En todas las paredes y en las ventanas de los comercios abandonados había carteles con los rostros de hombres y muchachos, todos ellos enmarcados con los colores verde, blanco, rojo y negro de la bandera nacional palestina.

– Mártires -explicó Lee.

– ¿Terroristas suicidas?

– Sí, pero no solo.
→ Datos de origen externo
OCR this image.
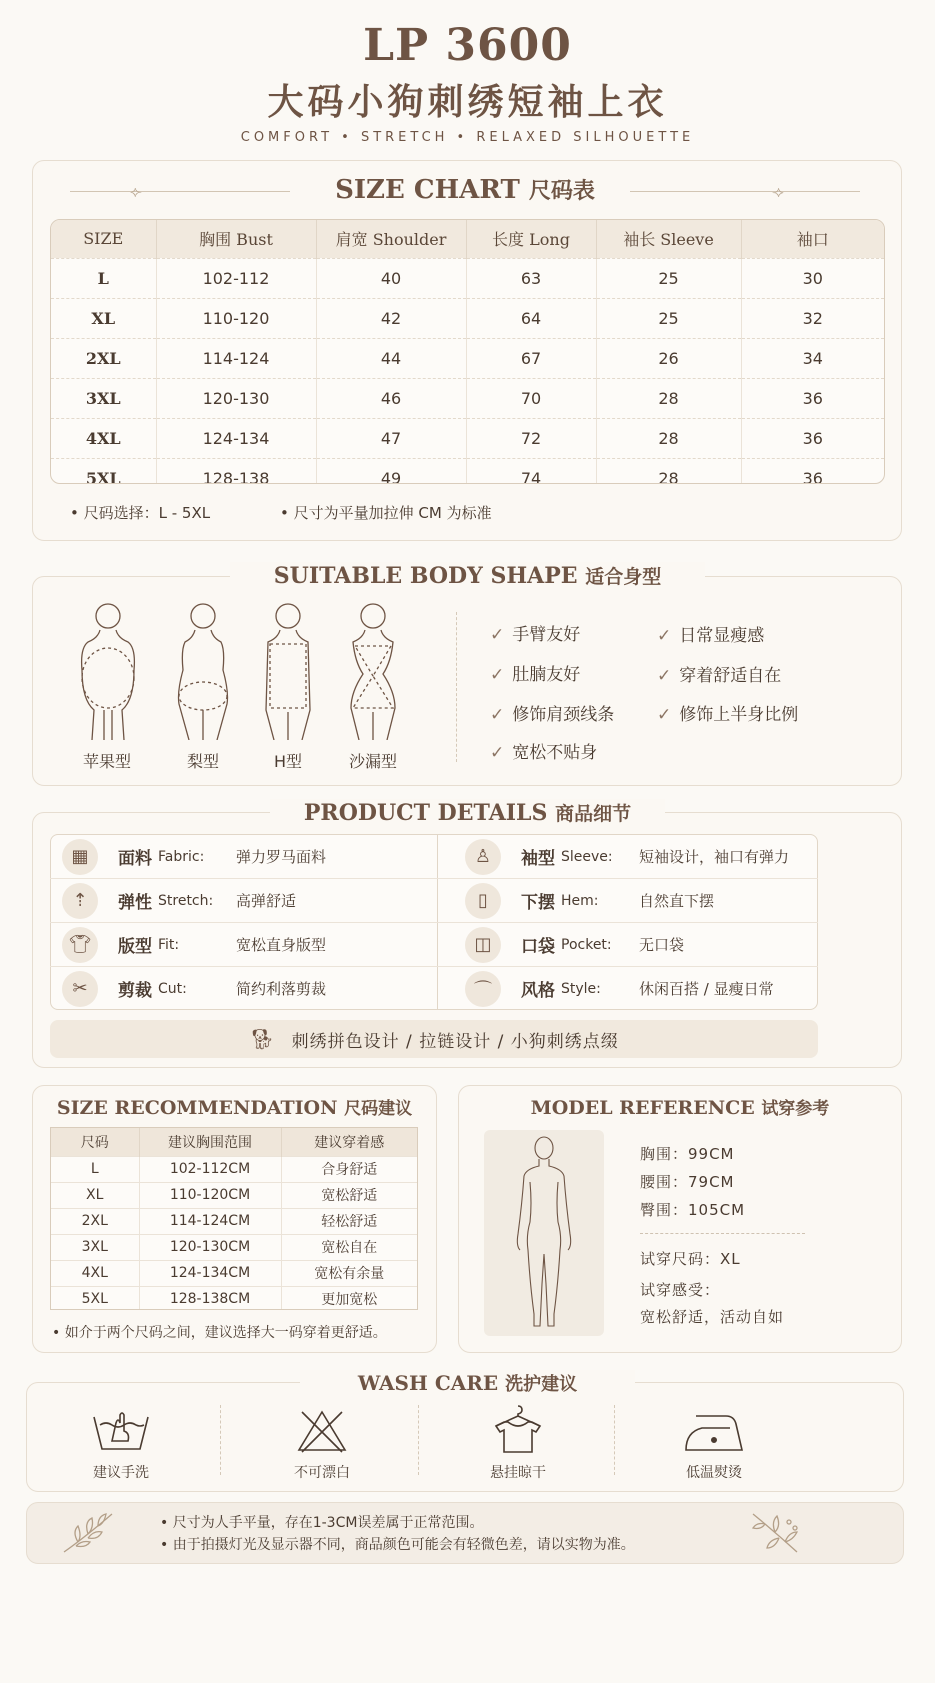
LP 3600
大码小狗刺绣短袖上衣
COMFORT • STRETCH • RELAXED SILHOUETTE
⟣	⟢
SIZE CHART 尺码表
SIZE	胸围 Bust	肩宽 Shoulder	长度 Long	袖长 Sleeve	袖口
L	102-112	40	63	25	30
XL	110-120	42	64	25	32
2XL	114-124	44	67	26	34
3XL	120-130	46	70	28	36
4XL	124-134	47	72	28	36
5XL	128-138	49	74	28	36
• 尺码选择：L - 5XL	• 尺寸为平量加拉伸 CM 为标准
SUITABLE BODY SHAPE 适合身型
苹果型	梨型	H型	沙漏型
✓ 手臂友好
✓ 肚腩友好
✓ 修饰肩颈线条
✓ 宽松不贴身
✓ 日常显瘦感
✓ 穿着舒适自在
✓ 修饰上半身比例
PRODUCT DETAILS 商品细节
▦	面料 Fabric:	弹力罗马面料
⇡	弹性 Stretch:	高弹舒适
👕︎	版型 Fit:	宽松直身版型
✂	剪裁 Cut:	简约利落剪裁
♙	袖型 Sleeve:	短袖设计，袖口有弹力
▯	下摆 Hem:	自然直下摆
◫	口袋 Pocket:	无口袋
⌒	风格 Style:	休闲百搭 / 显瘦日常
🐕︎ 刺绣拼色设计 / 拉链设计 / 小狗刺绣点缀
SIZE RECOMMENDATION 尺码建议
尺码	建议胸围范围	建议穿着感
L	102-112CM	合身舒适
XL	110-120CM	宽松舒适
2XL	114-124CM	轻松舒适
3XL	120-130CM	宽松自在
4XL	124-134CM	宽松有余量
5XL	128-138CM	更加宽松
• 如介于两个尺码之间，建议选择大一码穿着更舒适。
MODEL REFERENCE 试穿参考
胸围：99CM
腰围：79CM
臀围：105CM
试穿尺码：XL
试穿感受：
宽松舒适，活动自如
WASH CARE 洗护建议
建议手洗	不可漂白	悬挂晾干	低温熨烫
• 尺寸为人手平量，存在1-3CM误差属于正常范围。
• 由于拍摄灯光及显示器不同，商品颜色可能会有轻微色差，请以实物为准。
Ahí también están los niños que tirotean a los colonos o que lanzan cohetes.

El coche se metió en un socavón y dio una brusca sacudida.

Maggie siguió mirando por la ventana. Allí, al igual que en la mayoría de los lugares donde había trabajado, los dos bandos acababan matando a los niños del lado contrario. Parecía que casi todos los que mataban y los que morían eran muy jóvenes. Era algo que ya sabía, pero en los últimos años no había visto otra cosa. Una y otra vez, en un sitio tras otro, lo había presenciado y le había repugnado. Una imagen, la misma de siempre, flotaba en su cerebro y tuvo que cerrar los ojos con fuerza para ahuyentarla.

Se abrieron paso por calles abarrotadas; pasaron frente a una cafetería llena de mujeres que llevaban la cabeza cubierta con un pañuelo negro. Lee sorteó unos cuantos carros tirados por muchachos y cargados de fruta: peras, manzanas, fresas y kiwis. Todo el mundo avanzaba por la calzada: gente, coches y animales. El tráfico se movía lenta y ruidosamente entre constantes pitos y bocinazos.